Generic function declaration in Kotlin - Time & Space Complexity
When we write a generic function, it can work with many types of data. We want to see how the time it takes to run changes as the input size grows.
How does the function's work grow when we give it more items to handle?
Analyze the time complexity of the following code snippet.
fun <T> printAll(items: List<T>) {
for (item in items) {
println(item)
}
}
This function takes a list of any type and prints each item one by one.
Identify the loops, recursion, array traversals that repeat.
- Primary operation: Looping through each item in the list.
- How many times: Once for every item in the list.
As the list gets bigger, the function prints more items, so it does more work.

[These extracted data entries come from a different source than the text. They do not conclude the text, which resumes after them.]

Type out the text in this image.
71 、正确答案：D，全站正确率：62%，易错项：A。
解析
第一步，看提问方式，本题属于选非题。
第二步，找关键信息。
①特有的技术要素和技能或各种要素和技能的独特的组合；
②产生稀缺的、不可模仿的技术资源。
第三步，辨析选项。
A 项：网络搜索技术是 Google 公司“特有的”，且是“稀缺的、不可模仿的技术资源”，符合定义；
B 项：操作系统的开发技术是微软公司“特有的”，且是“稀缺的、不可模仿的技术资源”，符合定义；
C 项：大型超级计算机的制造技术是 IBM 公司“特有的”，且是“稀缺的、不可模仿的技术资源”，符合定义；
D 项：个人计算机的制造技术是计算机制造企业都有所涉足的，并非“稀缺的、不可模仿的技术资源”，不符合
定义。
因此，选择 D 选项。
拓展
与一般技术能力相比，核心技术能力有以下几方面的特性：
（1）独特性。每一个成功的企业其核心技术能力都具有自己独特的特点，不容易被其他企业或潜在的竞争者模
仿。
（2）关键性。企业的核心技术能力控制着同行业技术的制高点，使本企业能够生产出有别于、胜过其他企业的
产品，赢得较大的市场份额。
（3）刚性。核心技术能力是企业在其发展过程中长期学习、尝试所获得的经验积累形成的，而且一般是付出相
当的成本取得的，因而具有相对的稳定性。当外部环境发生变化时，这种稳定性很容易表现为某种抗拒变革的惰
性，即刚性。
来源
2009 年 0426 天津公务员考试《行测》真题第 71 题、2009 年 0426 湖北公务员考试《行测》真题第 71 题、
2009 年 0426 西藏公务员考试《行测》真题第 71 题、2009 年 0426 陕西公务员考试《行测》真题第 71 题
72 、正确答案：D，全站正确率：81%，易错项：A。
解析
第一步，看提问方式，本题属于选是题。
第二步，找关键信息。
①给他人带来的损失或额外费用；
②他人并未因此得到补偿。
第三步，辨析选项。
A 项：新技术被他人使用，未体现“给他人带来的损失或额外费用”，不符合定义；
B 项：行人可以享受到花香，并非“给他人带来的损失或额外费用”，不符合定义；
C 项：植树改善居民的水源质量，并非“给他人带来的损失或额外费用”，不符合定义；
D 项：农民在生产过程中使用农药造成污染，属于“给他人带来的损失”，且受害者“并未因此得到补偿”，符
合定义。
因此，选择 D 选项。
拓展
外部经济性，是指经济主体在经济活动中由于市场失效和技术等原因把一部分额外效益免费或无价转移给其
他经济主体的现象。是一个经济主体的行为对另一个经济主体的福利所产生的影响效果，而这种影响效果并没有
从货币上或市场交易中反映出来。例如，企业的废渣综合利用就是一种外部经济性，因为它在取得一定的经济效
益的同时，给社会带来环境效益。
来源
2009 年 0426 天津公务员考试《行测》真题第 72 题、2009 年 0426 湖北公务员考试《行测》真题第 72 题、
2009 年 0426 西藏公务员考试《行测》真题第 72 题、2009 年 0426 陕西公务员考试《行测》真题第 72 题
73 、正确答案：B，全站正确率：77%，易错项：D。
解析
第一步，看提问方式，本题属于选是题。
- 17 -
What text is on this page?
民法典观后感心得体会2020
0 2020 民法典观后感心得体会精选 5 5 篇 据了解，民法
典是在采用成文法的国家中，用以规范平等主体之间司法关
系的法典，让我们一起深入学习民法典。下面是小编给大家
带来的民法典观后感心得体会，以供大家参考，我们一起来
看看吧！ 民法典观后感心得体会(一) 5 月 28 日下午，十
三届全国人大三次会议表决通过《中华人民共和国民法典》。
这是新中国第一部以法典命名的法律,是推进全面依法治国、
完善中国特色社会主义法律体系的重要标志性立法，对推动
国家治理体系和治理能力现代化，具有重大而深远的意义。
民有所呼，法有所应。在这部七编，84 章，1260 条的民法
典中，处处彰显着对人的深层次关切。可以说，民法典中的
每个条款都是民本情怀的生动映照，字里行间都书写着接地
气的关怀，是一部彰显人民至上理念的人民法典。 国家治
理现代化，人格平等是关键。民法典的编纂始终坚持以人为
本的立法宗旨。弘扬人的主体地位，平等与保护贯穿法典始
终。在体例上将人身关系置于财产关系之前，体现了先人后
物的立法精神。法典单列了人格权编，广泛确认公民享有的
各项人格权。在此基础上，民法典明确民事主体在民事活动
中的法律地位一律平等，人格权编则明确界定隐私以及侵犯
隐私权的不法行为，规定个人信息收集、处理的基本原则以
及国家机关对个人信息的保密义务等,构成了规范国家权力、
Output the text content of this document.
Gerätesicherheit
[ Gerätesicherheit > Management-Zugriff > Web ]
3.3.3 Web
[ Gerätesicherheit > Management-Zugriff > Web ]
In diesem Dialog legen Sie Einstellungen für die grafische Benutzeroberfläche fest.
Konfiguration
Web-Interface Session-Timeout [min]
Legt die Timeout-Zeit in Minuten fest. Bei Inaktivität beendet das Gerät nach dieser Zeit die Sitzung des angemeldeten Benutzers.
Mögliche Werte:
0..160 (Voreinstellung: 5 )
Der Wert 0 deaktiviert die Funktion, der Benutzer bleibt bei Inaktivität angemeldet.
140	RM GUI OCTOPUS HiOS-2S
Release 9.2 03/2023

| Input Size (n) | Approx. Operations |
|---|---|
| 10 | 10 print actions |
| 100 | 100 print actions |
| 1000 | 1000 print actions |
Pattern observation: The work grows directly with the number of items. Double the items, double the work.
Time Complexity: O(n)
This means the time to run grows in a straight line with the number of items in the list.
[X] Wrong: "Because the function is generic, it must be slower or more complex."
[OK] Correct: The generic part only means it works with any type, but the loop still runs once per item, so the time depends on the list size, not the type.
Understanding how generic functions behave helps you explain your code clearly and shows you know how performance depends on input size, a key skill in programming.
"What if we changed the function to print only the first half of the list? How would the time complexity change?"